Accounting Concepts and Practices

Can You Bill Modifier 24 and 25 Together?

Clarify the rules for using distinct medical billing modifiers on the same claim for different E/M services in a single patient encounter.

Medical billing uses Current Procedural Terminology (CPT) modifiers to provide additional information about a service or procedure. These two-digit codes clarify the circumstances under which a service was performed, aiding accurate claim submission and reimbursement. Understanding their specific application helps healthcare providers avoid claim denials and ensures appropriate compensation for care.

Modifier 24: Unrelated Evaluation and Management Service in a Postoperative Period

Modifier 24 is used when an Evaluation and Management (E/M) service is provided by the same physician or qualified healthcare professional during a patient’s global surgical period, but for a reason unrelated to the original surgery. The global surgical period includes all typical pre-operative, intra-operative, and post-operative care. This period varies, commonly 0, 10, or 90 days following surgery, depending on procedure complexity. Routine follow-up care related to the surgery is bundled into the surgical fee and is not separately billable.

To use modifier 24, the E/M service must address a new problem distinct from the surgical condition. For instance, if a patient is in a 90-day global period after knee surgery but develops flu symptoms, an E/M visit for the flu is unrelated. The modifier signals to payers that this E/M service is not part of the global package and warrants separate reimbursement.

Thorough documentation is essential to support modifier 24. The medical record must clearly indicate the E/M service was solely for an unrelated condition, not routine postoperative care or surgical complications. Using a distinct diagnosis code for the unrelated E/M service strengthens the claim. Without clear documentation, claims with modifier 24 risk denial, as payers may consider the service included in the surgical payment.

Modifier 25: Significant, Separately Identifiable Evaluation and Management Service

Modifier 25 indicates a “significant, separately identifiable” Evaluation and Management (E/M) service was performed by the same physician or qualified healthcare professional on the same day as a procedure. This modifier is appended to the E/M service code to signify the E/M work went beyond the typical pre-operative and post-operative care associated with the procedure. The E/M service must be distinct enough to stand alone as a billable service.

The definition of “significant” and “separately identifiable” means the E/M service addressed a patient’s condition or complaint requiring additional work beyond what is inherent in the procedure. For example, if a patient presents for a scheduled injection for chronic back pain, and a new, unrelated medical issue requiring comprehensive evaluation is identified and addressed, modifier 25 is appropriate for the E/M service. The E/M service may be prompted by the same symptom or condition as the procedure, but it must involve additional, distinct work.

Accurate documentation is paramount when using modifier 25. The medical record must clearly justify the E/M service was separate and distinct from the procedure performed on the same day.
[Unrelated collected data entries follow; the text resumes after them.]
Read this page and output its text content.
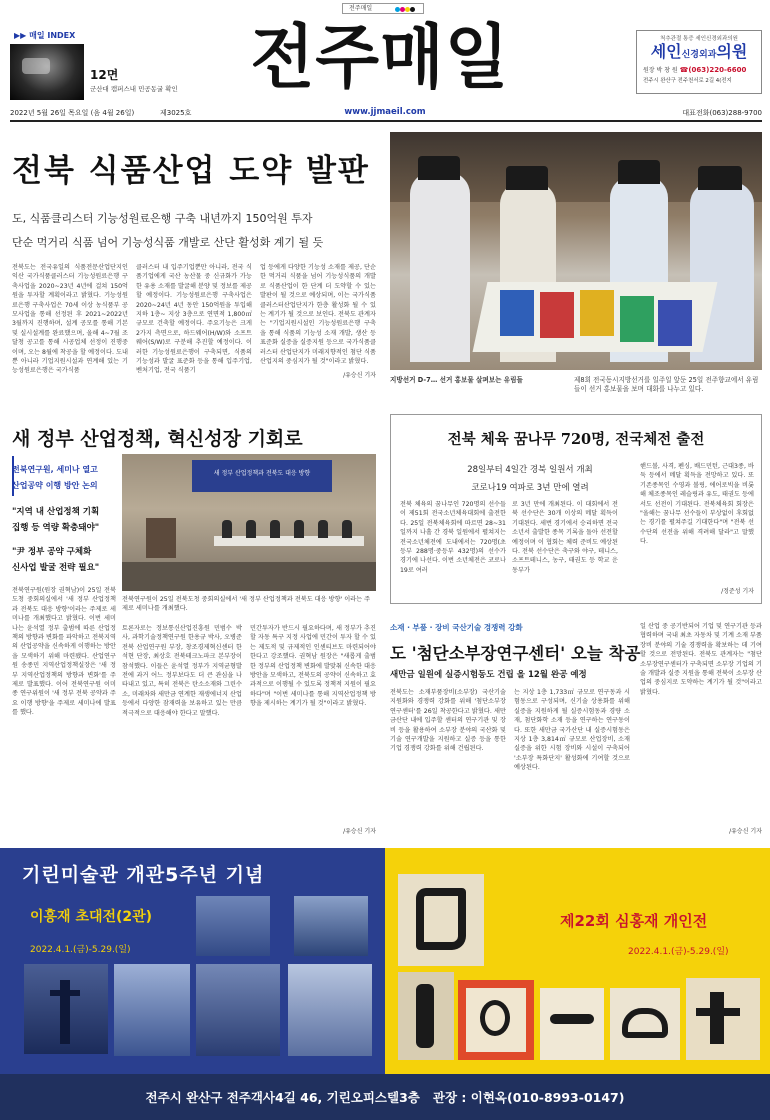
전주매일
▶▶ 매일 INDEX
12면
군산대 캠퍼스내 민공동굴 확인 전주매일	척추관절 통증 세인신경외과의원
세인신경외과의원
원장 박 창 원 ☎(063)220-6600
전주시 완산구 전주천서로 2길 4(전지
2022년 5월 26일 목요일 (음 4월 26일)	제3025호	www.jjmaeil.com	대표전화(063)288-9700
전북 식품산업 도약 발판
도, 식품클리스터 기능성원료은행 구축 내년까지 150억원 투자
단순 먹거리 식품 넘어 기능성식품 개발로 산단 활성화 계기 될 듯
전북도는 전국유일의 식품전문산업단지인 익산 국가식품클러스터 기능성원료은행 구축사업을 2020~23년 4년에 걸쳐 150억원을 투자할 계획이라고 밝혔다. 기능성원료은행 구축사업은 70세 이상 농식품부 공모사업을 통해 선정된 후 2021~2022년 3월까지 진행하며, 설계 공모를 통해 기본 및 실시설계를 완료했으며, 올해 4~7월 조달청 공고를 통해 시공업체 선정이 진행중이며, 오는 8월에 착공을 할 예정이다. 도내뿐 아니라 기업지원시설과 연계해 있는 기능성원료은행은 국가식품
클러스터 내 입주기업뿐만 아니라, 전국 식품기업에게 국산 농산물 중 신규화가 가능한 유용 소재를 발굴해 분양 및 정보를 제공할 예정이다. 기능성원료은행 구축사업은 2020~24년 4년 동안 150억원을 투입해 지하 1층~ 지상 3층으로 연면적 1,800㎡ 규모로 건축할 예정이다. 주요기능은 크게 2가지 측면으로, 하드웨어(H/W)와 소프트웨어(S/W)로 구분해 추진할 예정이다. 이러한 기능성원료은행이 구축되면, 식품의 기능성과 발굴 표준화 등을 통해 입주기업, 벤처기업, 전국 식품기
업 등에게 다양한 기능성 소재를 제공, 단순한 먹거리 식품을 넘어 기능성식품의 개발로 식품산업이 한 단계 더 도약할 수 있는 발판이 될 것으로 예상되며, 이는 국가식품클러스터산업단지가 한층 활성화 될 수 있는 계기가 될 것으로 보인다. 전북도 관계자는 "기업지원시설인 기능성원료은행 구축을 통해 식품의 기능성 소재 개발, 생산 등 표준화 실증을 실증지원 등으로 국가식품클러스터 산업단지가 미래지향적인 첨단 식품산업지의 중심지가 될 것"이라고 밝혔다.
/유승신 기자
지방선거 D-7… 선거 홍보물 살펴보는 유림들	제8회 전국동시지방선거를 일주일 앞둔 25일 전주향교에서 유림들이 선거 홍보물을 보며 대화를 나누고 있다.
새 정부 산업정책, 혁신성장 기회로
전북연구원, 세미나 열고
산업공약 이행 방안 논의
"지역 내 산업정책 기획
집행 등 역량 확충돼야"
"尹 정부 공약 구체화
신사업 발굴 전략 필요"
새 정부 산업정책과 전북도 대응 방향
전북연구원이 25일 전북도청 중회의실에서 '새 정부 산업정책과 전북도 대응 방향' 이라는 주제로 세미나를 개최했다.
전북연구원(원장 권혁남)이 25일 전북도청 중회의실에서 '새 정부 산업정책과 전북도 대응 방향'이라는 주제로 세미나를 개최했다고 밝혔다. 이번 세미나는 윤석열 정부 출범에 따른 산업정책의 방향과 변화를 파악하고 전북지역의 산업공약을 신속하게 이행하는 방안을 모색하기 위해 마련됐다. 산업연구원 송종민 지역산업정책실장은 '새 정부 지역산업정책의 방향과 변화'를 주제로 발표했다. 이어 전북연구원 이미종 연구위원이 '새 정부 전북 공약과 주요 이행 방향'을 주제로 세미나에 발표를 했다.
토론자로는 정보통신산업진흥원 민범수 박사, 과학기술정책연구원 한용규 박사, 오병준 전북 산업연구원 부장, 창조경제혁신센터 한석현 단장, 최상호 전북테크노파크 본부장이 참석했다. 이들은 윤석열 정부가 지역균형발전에 과거 어느 정부보다도 더 큰 관심을 나타내고 있고, 특히 전북은 탄소소재와 그린수소, 미래차와 새만금 연계한 재생에너지 산업 등에서 다양한 잠재력을 보유하고 있는 만큼 적극적으로 대응해야 한다고 말했다.
민간투자가 반드시 필요하다며, 새 정부가 추진할 자동 특구 지정 사업에 민간이 투자 할 수 있는 제도적 및 규제적인 인센티브도 마련되어야 한다고 강조했다. 권혁남 원장은 "새롭게 출범한 정부의 산업정책 변화에 발맞춰 신속한 대응 방안을 모색하고, 전북도의 공약이 신속하고 효과적으로 이행될 수 있도록 정책적 지원이 필요하다"며 "이번 세미나를 통해 지역산업정책 방향을 제시하는 계기가 될 것"이라고 밝혔다.
/유승신 기자
전북 체육 꿈나무 720명, 전국체전 출전
28일부터 4일간 경북 일원서 개최
코로나19 여파로 3년 만에 열려
전북 체육의 꿈나무인 720명의 선수들이 제51회 전국소년체육대회에 출전한다. 25일 전북체육회에 따르면 28~31일까지 나흘 간 경북 일원에서 펼쳐지는 전국소년체전에 도내에서는 720명(초등부 288명·중등부 432명)의 선수가 경기에 나선다. 이번 소년체전은 코로나19로 여러
로 3년 만에 개최된다. 이 대회에서 전북 선수단은 30개 이상의 메달 획득이 기대된다. 세번 경기에서 승리하면 전국소년서 출발한 종목 기록을 돌아 선전할 예정이며 이 협회는 체력 준비도 예상된다. 전북 선수단은 축구와 야구, 테니스, 소프트테니스, 농구, 태권도 등 학교 운동부가
핸드볼, 사격, 펜싱, 배드민턴, 근대3종, 바둑 등에서 메달 획득을 전망하고 있다. 또 기존종목인 수영과 볼링, 에어로빅을 비롯해 체조종목인 레슬링과 유도, 태권도 등에서도 선전이 기대된다. 전북체육회 회장은 "올해는 꿈나무 선수들이 부상없이 후회없는 경기를 펼쳐주길 기대한다"며 "전북 선수단의 선전을 위해 격려해 달라"고 말했다.
/정준성 기자
소재 · 부품 · 장비 국산기술 경쟁력 강화
도 '첨단소부장연구센터' 오늘 착공
새만금 일원에 실증시험동도 건립 올 12월 완공 예정
전북도는 소재부품장비(소부장) 국산기술 지원화와 경쟁력 강화를 위해 '첨단소부장연구센터'를 26일 착공한다고 밝혔다. 새만금산단 내에 입주할 센터의 연구기관 및 장비 등을 활용하여 소부장 분야의 국산화 및 기술 연구개발을 지원하고 실증 등을 통한 기업 경쟁력 강화를 위해 건립된다.
는 지상 1층 1,733㎡ 규모로 연구동과 시험동으로 구성되며, 신기술 상용화를 위해 실증을 지원하게 될 실증시험동과 경량 소재, 첨단화학 소재 등을 연구하는 연구동이다. 또한 새만금 국가산단 내 실증시험동은 지상 1층 3,814㎡ 규모로 산업장비, 소재 실증을 위한 시험 장비와 시설이 구축되어 '소부장 특화단지' 활성화에 기여할 것으로 예상된다.
일 산업 중 공기반되어 기업 및 연구기관 등과 협력하며 국내 최초 자동차 및 기계 소재 부품 장비 분야의 기술 경쟁력을 확보하는 데 기여할 것으로 전망된다. 전북도 관계자는 "첨단소부장연구센터가 구축되면 소부장 기업의 기술 개발과 실증 지원을 통해 전북이 소부장 산업의 중심지로 도약하는 계기가 될 것"이라고 밝혔다.
/유승신 기자
기린미술관 개관5주년 기념
이흥재 초대전(2관)
2022.4.1.(금)-5.29.(일)
제22회 심홍재 개인전
2022.4.1.(금)-5.29.(일)
전주시 완산구 전주객사4길 46, 기린오피스텔3층   관장 : 이현옥(010-8993-0147)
This often means detailing a separate history, examination, and medical decision-making process for the E/M service. Without robust documentation, claims with modifier 25 are prone to scrutiny and denial, as payers look for evidence the E/M service was not merely incidental to the procedure.

Application of Both Modifiers in a Single Patient Encounter

While modifiers 24 and 25 address distinct billing circumstances, it is generally not appropriate to apply them to the same CPT code or service line. Modifier 24 relates an E/M service to a global surgical period, and modifier 25 relates an E/M service to a procedure performed on the same day. However, both modifiers can appear on a single claim for services rendered to the same patient on the same day, provided they are applied to different Evaluation and Management service lines.

Consider a scenario where a patient is within the 90-day global period following major heart surgery. During this period, the patient presents to the same surgeon’s office with severe abdominal pain, unrelated to their heart surgery. The surgeon performs a comprehensive E/M service for the abdominal pain, appropriately billed with modifier 24. During the same visit, the surgeon identifies a minor skin lesion requiring immediate removal, and performs a separately identifiable E/M service related to the lesion prior to removal.

In this scenario, two distinct E/M services occurred during one patient encounter. The E/M for the abdominal pain, unrelated to the heart surgery, would be reported on one service line with modifier 24. The E/M service related to the skin lesion removal, significant and separately identifiable from the procedure performed on the same day, would be reported on a different service line with modifier 25. This ensures appropriate reimbursement for the multiple, distinct services provided.

Comprehensive and distinct medical record documentation is essential to support the use of both modifiers in such an encounter. The documentation for each E/M service must clearly justify its medical necessity and adherence to the specific criteria for modifiers 24 and 25. Clear and detailed notes prevent claim denials and potential audits, demonstrating each service was appropriate and separately billable.